The de-institutionalisation of the rule of law was the second weapon of Modi’s politics. “Policemen who took part in anti-Muslim violence [in Gujarat] were rewarded, and the government ensured that a proper judicial investigation would not be pursued… rule of law was damaged in many other ways and for other reasons under Modi.”
The third pillar was socio-economic policies. Gujarat is known for its industrial dynamism, and investors were attracted to the state in a big way. “Instead of capitalising on the Gujaratis’ sense of entrepreneurship, which had given birth to a dense network of SMEs [small- and medium-sized enterprises], Modi promoted big projects by wooing large Indian companies. In return, some of these businessmen, including Gautam Adani, supported Modi. The Modi government invested more in infrastructure — roads, ports and energy — than in development expenditure, including health and education.”
The fourth was Modi’s style. He portrayed himself as an embodiment of Gujarat against the Centre and the Nehru-Gandhi family. “These techniques also allowed him to relate directly to voters in a new form of high-tech populism… Modi gradually captured all power within the government and his party… by relying on the bureaucracy [after promoting civil servants who eventually became part of the core group of Gujarat’s administration] and by relating directly to the people.”
The fifth pillar of Modi’s politics was gaining and exerting domination over supporters, opponents and victims. Part Five of the book focuses on the social and political context that has enabled Modi’s rise and the consequences of his rule for Gujarat society.
Jaffrelot points out “how the BJP started to grow at the expense of Congress when the party capitalised on new developments, [such as] the saffronisation of the upper castes and Patels, who resented [former Gujarat chief minister] Madhavsinh Solanki’s ‘reservation policy’ in the 1980s. This core group of supporters — which partly coincided with Gujarat’s middle class — remained staunchly behind the BJP in the 1990s.
“But during his terms, Modi added the… ‘neo-middle class.’ This group of aspiring Gujaratis was mostly made up of people who, like him, came from the lower castes, had migrated to urban centres, and wanted to benefit from the state’s economic growth. Modi’s political strategy relied on social polarisation in the sense that not only the rural part of the state was neglected but, in the urban context, the poor were marginalised, with the result that cities became ‘bourgeois at last’.”
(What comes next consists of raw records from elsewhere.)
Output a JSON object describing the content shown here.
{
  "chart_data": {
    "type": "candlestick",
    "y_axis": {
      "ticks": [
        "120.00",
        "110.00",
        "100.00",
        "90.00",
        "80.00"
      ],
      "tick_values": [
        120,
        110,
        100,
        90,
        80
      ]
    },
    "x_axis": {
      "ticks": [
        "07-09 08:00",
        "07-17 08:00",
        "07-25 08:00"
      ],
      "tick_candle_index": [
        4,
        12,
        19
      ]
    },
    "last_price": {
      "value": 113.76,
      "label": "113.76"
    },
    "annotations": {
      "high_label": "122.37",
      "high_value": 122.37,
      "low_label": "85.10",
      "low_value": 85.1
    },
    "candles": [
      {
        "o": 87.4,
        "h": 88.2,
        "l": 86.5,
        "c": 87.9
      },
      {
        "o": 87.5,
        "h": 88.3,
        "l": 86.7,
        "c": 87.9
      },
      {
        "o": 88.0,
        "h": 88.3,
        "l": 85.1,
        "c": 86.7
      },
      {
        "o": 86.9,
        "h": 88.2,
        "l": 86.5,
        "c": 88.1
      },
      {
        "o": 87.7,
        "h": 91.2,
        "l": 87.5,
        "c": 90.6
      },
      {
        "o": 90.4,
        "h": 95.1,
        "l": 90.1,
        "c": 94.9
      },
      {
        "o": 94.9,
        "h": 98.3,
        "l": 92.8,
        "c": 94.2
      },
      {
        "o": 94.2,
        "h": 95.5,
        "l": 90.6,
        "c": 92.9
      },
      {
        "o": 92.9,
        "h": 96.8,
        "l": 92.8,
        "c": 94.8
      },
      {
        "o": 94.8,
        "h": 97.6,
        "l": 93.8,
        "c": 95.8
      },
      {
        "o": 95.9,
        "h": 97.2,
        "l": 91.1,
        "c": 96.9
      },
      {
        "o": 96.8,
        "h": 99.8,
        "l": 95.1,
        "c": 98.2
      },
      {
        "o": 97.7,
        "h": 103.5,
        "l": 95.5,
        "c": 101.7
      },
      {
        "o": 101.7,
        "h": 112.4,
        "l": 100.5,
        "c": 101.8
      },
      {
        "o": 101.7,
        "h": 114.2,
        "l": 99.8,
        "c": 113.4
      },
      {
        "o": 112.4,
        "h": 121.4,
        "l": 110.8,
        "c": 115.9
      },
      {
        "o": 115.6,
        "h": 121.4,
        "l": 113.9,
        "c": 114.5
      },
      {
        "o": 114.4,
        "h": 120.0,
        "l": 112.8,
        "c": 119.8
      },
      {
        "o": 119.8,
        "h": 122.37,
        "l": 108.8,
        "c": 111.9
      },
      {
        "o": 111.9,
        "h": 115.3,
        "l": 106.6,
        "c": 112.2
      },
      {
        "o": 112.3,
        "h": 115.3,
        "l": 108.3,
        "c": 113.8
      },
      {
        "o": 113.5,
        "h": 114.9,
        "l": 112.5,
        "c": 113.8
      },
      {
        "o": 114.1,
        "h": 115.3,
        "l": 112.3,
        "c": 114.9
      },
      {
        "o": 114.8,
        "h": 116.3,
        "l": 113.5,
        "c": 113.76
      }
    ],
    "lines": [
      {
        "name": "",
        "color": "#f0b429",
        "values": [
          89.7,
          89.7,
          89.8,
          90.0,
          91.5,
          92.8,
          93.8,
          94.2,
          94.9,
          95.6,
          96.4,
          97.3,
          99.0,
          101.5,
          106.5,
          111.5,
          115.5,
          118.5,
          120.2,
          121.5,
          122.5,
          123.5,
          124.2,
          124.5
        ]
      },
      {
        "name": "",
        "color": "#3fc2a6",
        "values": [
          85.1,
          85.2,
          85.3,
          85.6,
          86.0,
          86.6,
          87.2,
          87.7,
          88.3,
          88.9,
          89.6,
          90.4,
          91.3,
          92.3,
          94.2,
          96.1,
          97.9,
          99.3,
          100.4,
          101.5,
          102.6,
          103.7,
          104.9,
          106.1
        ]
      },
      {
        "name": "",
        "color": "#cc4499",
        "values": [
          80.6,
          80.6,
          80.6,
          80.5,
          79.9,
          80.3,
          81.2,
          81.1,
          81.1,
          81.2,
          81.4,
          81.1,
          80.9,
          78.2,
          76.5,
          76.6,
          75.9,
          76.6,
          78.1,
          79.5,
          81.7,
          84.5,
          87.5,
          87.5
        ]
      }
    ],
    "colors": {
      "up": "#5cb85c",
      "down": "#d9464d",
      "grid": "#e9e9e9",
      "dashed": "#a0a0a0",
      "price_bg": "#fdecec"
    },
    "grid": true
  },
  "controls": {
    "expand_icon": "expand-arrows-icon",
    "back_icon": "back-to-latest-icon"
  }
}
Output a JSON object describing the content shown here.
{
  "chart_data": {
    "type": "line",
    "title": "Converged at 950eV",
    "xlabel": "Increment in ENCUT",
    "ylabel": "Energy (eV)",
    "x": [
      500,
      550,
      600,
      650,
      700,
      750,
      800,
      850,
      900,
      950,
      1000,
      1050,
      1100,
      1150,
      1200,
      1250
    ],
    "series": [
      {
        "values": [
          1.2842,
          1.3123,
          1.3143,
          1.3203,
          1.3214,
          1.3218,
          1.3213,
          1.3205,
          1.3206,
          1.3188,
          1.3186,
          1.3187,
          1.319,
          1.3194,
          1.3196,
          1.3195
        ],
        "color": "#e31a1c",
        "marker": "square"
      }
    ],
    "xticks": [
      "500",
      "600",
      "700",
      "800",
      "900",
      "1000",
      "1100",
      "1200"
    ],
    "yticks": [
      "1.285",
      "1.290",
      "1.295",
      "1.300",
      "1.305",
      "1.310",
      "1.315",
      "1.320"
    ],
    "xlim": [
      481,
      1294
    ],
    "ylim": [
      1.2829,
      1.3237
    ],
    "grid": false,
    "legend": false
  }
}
The author has documented detailed accounts of extrajudicial killings, confessions of rioters who attacked Muslims and trials after racial violence in Modi’s Gujarat, along with crime statistics based on region, religion and other classifications. There are 25 pages of informative socio-economic statistical charts appended in this book.
In 2017, the Pew Research Centre conducted a survey in 34 countries to measure “pro-democracy attitudes” as well as “openness to non-democratic forms of governance, including rules by experts, a strong leader or the military.” Commenting on the results, the Pew team pointed out that “support for autocratic rule is higher in India than in any other nation surveyed” and “India is only one of four nations where half or more of the public supports governing by the military.”
Jaffrelot has built a convincing and thorough case for his original premise that Gujarat was indeed Modi’s laboratory for today’s India, as illustrated by his subsequent rule as prime minister of India.